Ce qui me préoccupe, c'est la Commission Crie-Naskapie. On sait que la Convention de la Baie James et du Nord québécois a été le premier règlement de revendications territoriales de l'ère moderne au Canada. Elle a été signée en 1975 par les gouvernements du Canada et du Québec, la Société d'énergie de la Baie James, la Société de développement de la Baie James, Hydro-Québec et le Grand conseil des Cris.

Vous avez visité toutes les communautés cries et vous avez rencontré des gens qui vous ont fait part de leurs préoccupations. Je sais que la commission travaille très fort sur le terrain, mais actuellement, les conditions de logement sont une préoccupation de santé et de sécurité liée de près au thème du renforcement des collectivités et des économies et de l'appui aux gens.

À la suite de vos visites, pourriez-vous parler aux membres du comité de la question des conditions de logement?

[Traduction]

M. Robert Kanatewat: Les problèmes de logement touchent en fait toutes les communautés cries, pas seulement quelques-unes. Je pense que le grand chef et le chef des Washaw Sibi sont venus récemment en discuter avec votre comité permanent.

Le ministre des Affaires indiennes et du Nord s'est rendu dans la communauté des Washaw Sibi et s'est engagé à verser 1 million de dollars pour corriger la situation parce que certaines de ces maisons ont terriblement besoin d'être remplacées.

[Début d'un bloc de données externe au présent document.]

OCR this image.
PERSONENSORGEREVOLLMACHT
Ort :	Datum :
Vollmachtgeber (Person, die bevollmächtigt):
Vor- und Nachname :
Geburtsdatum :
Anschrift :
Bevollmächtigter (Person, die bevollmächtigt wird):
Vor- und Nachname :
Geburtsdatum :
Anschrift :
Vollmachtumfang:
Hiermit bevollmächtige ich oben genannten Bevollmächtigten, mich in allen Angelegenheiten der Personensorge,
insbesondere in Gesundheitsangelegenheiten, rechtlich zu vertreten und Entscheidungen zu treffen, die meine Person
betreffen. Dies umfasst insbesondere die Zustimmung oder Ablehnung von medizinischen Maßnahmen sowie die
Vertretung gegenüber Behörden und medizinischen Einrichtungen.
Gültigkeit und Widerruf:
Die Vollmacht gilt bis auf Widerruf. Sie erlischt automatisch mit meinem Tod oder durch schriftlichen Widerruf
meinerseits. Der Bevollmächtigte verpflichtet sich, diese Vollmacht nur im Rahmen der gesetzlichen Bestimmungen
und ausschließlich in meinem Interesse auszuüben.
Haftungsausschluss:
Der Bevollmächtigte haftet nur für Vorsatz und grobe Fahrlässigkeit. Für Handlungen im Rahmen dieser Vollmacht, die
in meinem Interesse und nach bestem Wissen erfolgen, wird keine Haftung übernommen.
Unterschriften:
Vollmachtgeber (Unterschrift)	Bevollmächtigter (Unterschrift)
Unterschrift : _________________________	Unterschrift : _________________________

C'est le cas non seulement dans quelques communautés, mais dans toutes les communautés cries.

C'est un médecin qui a effectué l'enquête tout récemment, et il a évidemment condamné beaucoup d'installations dans lesquelles les gens vivent. Le surpeuplement et la pénurie de logement causent beaucoup de risques pour la santé au sein des communautés. La plupart d'entre elles, ou quelques-unes d'entre elles, sont jugées dangereuses en raison des conditions de vie.

Ce n'est pas seulement dans cette communauté, mais dans toutes les communautés. Et même la communauté naskapie connaît les mêmes problèmes de mauvaises conditions de vie.

[Français]

M. Guy St-Julien: Merci. Je veux poursuivre parce que c'est important.

On sait que la Commission Crie-Naskapie fait des rapports au Parlement, mais qu'il arrive souvent qu'elle n'obtienne même pas de réponse. C'est aussi le cas des députés.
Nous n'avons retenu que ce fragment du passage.